LC: Baghdad Solitaire is woven from dozens of factual experiences. When Lee [the protagonist] is in Abu Ghraib, she is seeing things I have seen: Saddam's torture chamber, the last words on the walls. The people are all invented, but people who have spent time in Iraq can be transported back there by the book. One former Marine with PTSD has given the book to his therapist to use for immersion patients, to take them back. I am working on another novel now, set in Kabul, drawing on another set of experiences. 30 years of journalism gives you a great deal of material to draw on.

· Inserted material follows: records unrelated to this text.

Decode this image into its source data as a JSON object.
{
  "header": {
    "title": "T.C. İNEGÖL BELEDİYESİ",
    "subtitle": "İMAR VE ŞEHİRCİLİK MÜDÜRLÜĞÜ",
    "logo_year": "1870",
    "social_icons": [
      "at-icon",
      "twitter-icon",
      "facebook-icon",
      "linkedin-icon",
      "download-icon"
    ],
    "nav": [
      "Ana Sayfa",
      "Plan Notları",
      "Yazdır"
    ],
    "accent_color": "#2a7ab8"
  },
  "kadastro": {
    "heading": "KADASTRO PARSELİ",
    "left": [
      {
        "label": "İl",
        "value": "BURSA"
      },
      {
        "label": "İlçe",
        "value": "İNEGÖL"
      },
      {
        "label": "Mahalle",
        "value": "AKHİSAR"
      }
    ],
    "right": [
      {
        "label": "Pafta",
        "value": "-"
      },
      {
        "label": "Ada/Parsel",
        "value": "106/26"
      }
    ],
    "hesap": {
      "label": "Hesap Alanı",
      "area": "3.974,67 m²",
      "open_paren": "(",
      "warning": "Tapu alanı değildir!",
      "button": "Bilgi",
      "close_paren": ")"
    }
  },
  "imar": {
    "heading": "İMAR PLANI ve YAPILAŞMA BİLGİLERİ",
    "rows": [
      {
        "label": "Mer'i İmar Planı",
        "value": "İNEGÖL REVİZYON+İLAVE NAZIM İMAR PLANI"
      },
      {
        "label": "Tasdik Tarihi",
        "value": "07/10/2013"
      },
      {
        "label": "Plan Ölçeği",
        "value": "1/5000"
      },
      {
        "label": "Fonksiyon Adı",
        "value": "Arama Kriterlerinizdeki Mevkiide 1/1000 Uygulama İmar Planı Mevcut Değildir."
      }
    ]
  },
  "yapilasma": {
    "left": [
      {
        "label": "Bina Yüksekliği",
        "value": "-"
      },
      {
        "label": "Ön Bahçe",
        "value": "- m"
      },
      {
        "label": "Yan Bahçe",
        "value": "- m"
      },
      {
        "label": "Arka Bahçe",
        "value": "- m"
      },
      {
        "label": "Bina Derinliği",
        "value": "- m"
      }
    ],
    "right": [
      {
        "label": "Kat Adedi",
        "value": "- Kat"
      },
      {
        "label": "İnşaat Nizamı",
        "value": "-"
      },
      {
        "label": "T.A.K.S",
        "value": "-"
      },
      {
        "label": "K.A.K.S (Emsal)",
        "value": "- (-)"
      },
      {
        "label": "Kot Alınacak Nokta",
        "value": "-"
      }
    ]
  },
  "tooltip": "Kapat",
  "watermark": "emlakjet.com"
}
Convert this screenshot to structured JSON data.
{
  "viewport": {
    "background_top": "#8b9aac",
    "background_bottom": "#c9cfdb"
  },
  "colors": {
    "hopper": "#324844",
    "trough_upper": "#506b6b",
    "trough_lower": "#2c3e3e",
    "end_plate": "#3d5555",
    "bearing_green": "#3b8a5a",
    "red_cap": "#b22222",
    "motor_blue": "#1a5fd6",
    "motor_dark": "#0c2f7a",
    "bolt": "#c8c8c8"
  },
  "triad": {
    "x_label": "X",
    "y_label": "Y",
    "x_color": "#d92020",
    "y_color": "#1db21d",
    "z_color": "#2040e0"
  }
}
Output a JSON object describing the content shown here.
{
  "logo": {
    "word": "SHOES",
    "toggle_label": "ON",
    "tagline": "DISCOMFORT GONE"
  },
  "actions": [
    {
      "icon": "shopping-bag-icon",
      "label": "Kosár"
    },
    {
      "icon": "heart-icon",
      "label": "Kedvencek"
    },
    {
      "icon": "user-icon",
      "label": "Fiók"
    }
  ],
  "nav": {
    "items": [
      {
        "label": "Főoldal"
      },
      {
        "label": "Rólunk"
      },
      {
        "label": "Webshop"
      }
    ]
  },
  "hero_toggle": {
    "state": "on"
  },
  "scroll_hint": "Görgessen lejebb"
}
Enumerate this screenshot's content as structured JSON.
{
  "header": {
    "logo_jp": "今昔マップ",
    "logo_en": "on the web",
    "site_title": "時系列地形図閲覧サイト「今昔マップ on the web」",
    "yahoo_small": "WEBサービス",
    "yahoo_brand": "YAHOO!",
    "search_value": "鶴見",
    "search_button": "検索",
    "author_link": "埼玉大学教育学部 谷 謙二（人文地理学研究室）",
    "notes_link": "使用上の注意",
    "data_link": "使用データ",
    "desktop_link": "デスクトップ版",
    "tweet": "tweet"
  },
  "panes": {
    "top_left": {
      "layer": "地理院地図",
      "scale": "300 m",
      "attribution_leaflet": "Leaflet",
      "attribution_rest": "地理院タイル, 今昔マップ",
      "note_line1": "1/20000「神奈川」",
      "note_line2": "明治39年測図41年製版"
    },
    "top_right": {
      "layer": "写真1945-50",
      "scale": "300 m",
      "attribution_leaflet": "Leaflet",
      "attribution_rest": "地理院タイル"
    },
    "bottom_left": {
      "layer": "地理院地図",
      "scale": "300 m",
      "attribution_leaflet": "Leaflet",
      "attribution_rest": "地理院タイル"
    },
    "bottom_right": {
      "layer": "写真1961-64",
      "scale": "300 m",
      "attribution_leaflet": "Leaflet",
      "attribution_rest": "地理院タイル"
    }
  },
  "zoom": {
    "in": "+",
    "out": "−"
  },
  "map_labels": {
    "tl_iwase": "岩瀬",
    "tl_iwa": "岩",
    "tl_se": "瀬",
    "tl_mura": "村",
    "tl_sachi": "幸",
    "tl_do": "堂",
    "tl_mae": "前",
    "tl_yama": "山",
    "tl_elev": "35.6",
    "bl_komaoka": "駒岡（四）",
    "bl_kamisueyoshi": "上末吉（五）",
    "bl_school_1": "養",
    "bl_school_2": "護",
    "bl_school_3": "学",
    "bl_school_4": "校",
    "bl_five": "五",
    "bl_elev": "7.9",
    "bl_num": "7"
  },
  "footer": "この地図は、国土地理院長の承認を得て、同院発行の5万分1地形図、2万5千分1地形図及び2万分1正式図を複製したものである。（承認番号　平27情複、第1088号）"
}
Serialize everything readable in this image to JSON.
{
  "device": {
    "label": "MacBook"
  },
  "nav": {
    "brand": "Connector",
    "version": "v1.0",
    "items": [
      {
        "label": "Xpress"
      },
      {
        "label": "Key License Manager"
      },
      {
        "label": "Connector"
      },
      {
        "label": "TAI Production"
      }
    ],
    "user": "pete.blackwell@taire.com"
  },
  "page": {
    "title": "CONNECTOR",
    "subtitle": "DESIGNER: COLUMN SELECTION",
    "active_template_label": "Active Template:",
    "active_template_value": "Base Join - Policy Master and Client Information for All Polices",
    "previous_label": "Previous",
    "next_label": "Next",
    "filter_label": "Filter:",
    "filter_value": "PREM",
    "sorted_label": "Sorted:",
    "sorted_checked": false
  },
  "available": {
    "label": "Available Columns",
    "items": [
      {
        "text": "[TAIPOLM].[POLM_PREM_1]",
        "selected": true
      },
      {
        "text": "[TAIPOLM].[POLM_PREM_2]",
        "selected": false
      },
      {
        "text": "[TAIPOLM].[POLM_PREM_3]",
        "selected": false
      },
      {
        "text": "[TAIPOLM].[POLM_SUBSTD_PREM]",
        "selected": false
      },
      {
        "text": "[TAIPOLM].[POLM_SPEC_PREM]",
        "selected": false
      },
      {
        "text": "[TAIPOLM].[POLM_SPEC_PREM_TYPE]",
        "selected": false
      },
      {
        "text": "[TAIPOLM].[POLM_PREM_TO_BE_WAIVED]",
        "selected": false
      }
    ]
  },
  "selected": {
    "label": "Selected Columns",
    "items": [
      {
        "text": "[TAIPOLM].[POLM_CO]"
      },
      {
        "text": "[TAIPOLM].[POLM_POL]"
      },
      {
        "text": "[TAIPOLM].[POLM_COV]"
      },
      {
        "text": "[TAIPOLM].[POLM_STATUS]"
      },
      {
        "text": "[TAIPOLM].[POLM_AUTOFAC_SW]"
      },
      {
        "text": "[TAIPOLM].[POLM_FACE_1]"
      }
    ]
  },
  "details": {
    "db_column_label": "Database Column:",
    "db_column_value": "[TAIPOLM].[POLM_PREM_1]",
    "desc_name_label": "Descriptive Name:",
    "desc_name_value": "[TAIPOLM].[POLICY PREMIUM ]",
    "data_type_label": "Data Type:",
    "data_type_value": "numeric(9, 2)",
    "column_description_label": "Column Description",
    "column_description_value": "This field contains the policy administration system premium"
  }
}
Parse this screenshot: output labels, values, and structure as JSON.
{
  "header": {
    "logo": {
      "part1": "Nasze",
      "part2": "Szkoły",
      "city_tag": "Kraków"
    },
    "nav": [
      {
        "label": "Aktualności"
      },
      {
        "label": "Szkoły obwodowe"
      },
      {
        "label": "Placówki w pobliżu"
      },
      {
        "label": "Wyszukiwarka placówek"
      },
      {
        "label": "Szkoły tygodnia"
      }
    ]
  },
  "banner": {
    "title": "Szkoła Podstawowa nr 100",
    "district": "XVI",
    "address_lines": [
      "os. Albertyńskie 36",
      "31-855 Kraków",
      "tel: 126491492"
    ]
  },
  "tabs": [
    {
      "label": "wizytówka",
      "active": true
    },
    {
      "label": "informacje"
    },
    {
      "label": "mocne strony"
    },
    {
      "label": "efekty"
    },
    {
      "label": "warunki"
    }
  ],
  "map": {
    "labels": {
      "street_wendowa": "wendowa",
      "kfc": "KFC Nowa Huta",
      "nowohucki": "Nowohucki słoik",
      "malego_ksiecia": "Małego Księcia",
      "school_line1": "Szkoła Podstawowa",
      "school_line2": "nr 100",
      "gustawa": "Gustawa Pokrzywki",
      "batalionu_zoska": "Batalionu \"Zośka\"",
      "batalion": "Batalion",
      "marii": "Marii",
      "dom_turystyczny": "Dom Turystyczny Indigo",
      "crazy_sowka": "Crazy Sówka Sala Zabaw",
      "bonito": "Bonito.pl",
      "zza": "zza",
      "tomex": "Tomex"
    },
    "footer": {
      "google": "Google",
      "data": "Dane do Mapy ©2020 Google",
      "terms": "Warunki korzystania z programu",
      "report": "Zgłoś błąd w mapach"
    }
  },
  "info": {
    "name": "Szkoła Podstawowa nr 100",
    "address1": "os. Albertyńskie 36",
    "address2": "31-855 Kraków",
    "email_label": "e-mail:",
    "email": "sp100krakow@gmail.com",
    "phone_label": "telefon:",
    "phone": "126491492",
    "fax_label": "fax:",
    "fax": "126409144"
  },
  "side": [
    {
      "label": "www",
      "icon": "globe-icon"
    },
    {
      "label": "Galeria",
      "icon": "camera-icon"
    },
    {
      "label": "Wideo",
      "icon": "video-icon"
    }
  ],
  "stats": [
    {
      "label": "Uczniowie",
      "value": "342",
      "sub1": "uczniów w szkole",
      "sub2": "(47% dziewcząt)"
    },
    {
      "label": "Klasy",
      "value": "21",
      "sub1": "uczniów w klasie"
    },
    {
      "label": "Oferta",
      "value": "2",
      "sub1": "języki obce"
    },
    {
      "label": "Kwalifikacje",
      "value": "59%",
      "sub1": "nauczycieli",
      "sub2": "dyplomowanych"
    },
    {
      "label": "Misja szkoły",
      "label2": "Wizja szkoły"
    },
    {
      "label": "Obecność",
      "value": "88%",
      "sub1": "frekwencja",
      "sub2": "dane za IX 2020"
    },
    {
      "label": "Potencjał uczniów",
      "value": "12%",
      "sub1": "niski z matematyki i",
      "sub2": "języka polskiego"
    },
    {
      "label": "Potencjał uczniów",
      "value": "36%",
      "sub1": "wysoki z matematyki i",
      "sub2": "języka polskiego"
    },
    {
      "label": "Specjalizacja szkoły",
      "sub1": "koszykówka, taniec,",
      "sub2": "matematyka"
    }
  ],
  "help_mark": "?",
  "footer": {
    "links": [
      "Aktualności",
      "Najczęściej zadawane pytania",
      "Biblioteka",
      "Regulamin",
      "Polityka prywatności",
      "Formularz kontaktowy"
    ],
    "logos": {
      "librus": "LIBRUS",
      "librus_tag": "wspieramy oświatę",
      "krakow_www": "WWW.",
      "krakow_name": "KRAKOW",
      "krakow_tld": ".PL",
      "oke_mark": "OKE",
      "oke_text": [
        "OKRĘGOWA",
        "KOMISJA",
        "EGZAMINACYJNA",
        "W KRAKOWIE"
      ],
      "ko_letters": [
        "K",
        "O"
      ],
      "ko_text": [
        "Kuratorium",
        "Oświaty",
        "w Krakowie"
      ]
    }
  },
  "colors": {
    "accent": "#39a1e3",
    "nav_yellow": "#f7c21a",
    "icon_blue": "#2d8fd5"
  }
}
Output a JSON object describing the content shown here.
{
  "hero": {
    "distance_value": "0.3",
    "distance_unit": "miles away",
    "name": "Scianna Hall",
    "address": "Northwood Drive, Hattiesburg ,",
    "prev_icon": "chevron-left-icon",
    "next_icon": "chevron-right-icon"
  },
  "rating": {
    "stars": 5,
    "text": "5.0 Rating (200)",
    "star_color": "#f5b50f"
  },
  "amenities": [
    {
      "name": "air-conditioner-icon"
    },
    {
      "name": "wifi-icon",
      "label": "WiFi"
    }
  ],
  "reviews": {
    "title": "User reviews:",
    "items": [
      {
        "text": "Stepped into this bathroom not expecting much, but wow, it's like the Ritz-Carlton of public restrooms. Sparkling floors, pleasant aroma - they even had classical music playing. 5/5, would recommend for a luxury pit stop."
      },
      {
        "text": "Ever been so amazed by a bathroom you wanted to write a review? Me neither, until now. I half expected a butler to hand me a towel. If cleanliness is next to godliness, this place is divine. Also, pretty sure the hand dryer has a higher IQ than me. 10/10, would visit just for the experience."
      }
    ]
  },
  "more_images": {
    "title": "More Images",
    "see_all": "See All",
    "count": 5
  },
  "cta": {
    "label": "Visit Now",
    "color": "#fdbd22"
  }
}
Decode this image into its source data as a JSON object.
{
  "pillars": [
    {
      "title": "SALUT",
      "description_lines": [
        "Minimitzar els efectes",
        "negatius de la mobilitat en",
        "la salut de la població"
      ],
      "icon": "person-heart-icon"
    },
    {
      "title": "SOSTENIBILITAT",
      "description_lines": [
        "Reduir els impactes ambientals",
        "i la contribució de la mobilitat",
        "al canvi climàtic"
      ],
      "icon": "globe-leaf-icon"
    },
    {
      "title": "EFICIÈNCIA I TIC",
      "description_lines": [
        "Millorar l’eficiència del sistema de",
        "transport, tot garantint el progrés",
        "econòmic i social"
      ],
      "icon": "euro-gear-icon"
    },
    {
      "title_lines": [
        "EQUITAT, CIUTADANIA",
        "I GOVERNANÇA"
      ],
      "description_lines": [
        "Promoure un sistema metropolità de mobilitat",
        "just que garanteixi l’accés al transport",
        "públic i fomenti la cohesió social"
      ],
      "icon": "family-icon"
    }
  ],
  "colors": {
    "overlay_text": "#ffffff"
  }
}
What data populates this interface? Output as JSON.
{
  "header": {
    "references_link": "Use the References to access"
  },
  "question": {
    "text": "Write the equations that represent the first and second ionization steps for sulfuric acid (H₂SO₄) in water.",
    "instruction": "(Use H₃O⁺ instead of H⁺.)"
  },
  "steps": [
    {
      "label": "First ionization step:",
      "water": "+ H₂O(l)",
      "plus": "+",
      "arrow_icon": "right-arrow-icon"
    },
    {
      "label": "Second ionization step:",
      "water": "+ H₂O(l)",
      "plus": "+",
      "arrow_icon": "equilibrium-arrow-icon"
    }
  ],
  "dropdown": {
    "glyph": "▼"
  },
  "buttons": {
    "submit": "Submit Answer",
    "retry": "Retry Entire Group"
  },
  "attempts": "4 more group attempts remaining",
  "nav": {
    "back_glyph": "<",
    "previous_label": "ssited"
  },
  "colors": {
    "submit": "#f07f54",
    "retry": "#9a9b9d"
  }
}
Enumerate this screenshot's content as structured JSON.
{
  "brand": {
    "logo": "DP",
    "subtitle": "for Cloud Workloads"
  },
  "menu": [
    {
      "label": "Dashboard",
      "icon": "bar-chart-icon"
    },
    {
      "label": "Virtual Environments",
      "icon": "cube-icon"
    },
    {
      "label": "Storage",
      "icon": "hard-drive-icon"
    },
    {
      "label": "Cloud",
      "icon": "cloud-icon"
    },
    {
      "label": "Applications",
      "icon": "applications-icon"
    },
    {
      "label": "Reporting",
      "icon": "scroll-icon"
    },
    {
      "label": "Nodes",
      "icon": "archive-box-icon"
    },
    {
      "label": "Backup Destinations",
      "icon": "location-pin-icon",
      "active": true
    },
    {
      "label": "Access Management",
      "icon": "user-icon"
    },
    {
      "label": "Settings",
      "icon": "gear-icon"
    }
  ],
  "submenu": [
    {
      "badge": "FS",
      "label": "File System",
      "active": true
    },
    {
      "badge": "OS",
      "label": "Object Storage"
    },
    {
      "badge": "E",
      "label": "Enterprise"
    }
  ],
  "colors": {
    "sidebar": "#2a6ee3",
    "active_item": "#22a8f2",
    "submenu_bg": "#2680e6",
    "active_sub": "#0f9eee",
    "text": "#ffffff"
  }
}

SB: You and your daughter, actress Olivia Wilde, have both worked in film in different ways. Have your career paths crossed? If so, how and when? Would you ever work together in the future?
LC: Olivia's path and mine have crossed in the realm of documentaries. Olivia grew up around edit rooms, constantly watching me make documentaries. Now she is often off in Haiti or Africa, making her own films. She has a real passion for that form and is very good at it.
SB: What's next?
LC: I am in the middle of another novel. Like Baghdad Solitaire, the protagonist is a woman. I won't say too much more except that it is set in Afghanistan and Pakistan, where I traveled many times between 1985 and 2007.
Leslie Cockburn with her son, Charlie.